Третий сделал глоток, поставил бокал на стол, протёр салфеткой влажный круг.

— Может, уже что-нибудь закажем? — продолжил третий. — А про их отношения… Мне не сильно интересно. Она давно из него кровь пьёт. У нормальных людей дети уже в школу пошли, а она со своей карьерой… Надо ему завязывать. Понятно, что у меня никто советов не спрашивает. — Третий пригладил рыжую стриженную под «утиный хвост» бороду. 

— Да, всё было нормально. Лодж очень хороший, комфортный. Место на берегу. Красиво. Поохотились, если честно, так себе. Он всю охоту крокодила ждал. Зачем с собой Татьяну брал? 

— Говорил, чтобы гармонию найти в отношениях. Африка. Он и она. Романтика. Чего уж тут не понять, — съязвил Олег. 

— Не знаю, чего он хотел, но искал крокодила. Все дни на реке пропадал. Так и не дождался. Я… Да, я всё по телефону рассказывал. Чего ещё? — Кирилл открыл меню.

— Темнишь. Рассказывай, не стесняйся. Рассказчик, как известно, ты превосходный. Не томи.

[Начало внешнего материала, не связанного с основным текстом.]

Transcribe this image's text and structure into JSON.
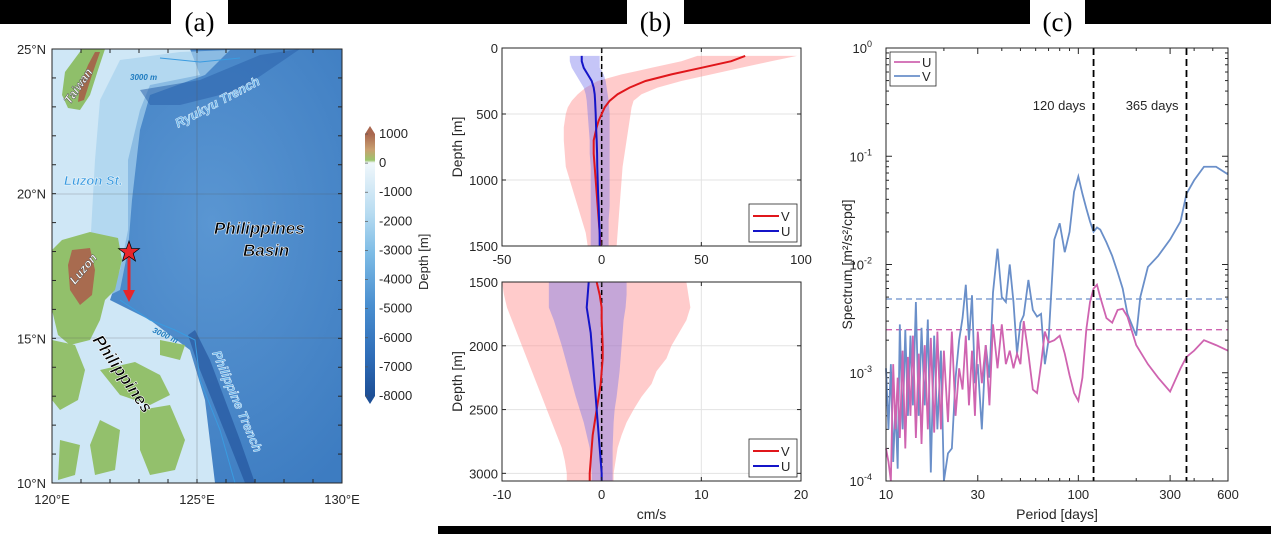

— Вот… только не надо, Олег. — Кирилл сдавался. — Заканчивался последний день охоты, — начал он нехотя. — Уже возвращались в лагерь. Завтра улетать. Он без трофеев. Настроение, Коля — сам понимаешь.

Третий кивнул.

— Ехать до лагеря оставалось с полчаса. Татьяна постоянно его подкалывала с этим крокодилом. Зачем?

— Т-ты продолжай, не отвлекайся. — Николай от волнения начинал чуть заикаться.

— Не перебивай. Вдруг машина дернулась, заскрежетала так и остановилась. Из кабины высунулся наш пиэйч Том и шипит ему:

«Zebras are in front. There is а great trophy male. Are you ready to shoot? »

А этот бурчит мне: «Чего ему надо?» Будто сам не понимает. И Татьяна тоже начала исполнять: «Зебру вам нашли, трофейную, господин охотник. Стрелять будете?» Ну, мы поднялись и посмотрели. Справа метрах в шестидесяти дорогу пересекала группа зебр. Семь взрослых и двое жеребят. Среди них был крупный старый самец. Статный такой, осанистый, очень крупный. Я таких раньше не видел. Зебры тоже остановились, наблюдая за автомобилем. Только жеребята гоняют друг друга, пытаясь укусить. Старшие смотрят, что автомобиль не двигается и не представляет опасности, и побрели в сторону от дороги. А самец продолжает наблюдать. Стоит, развернувшись к нам всем своим полосатым телом. Идеальная мишень.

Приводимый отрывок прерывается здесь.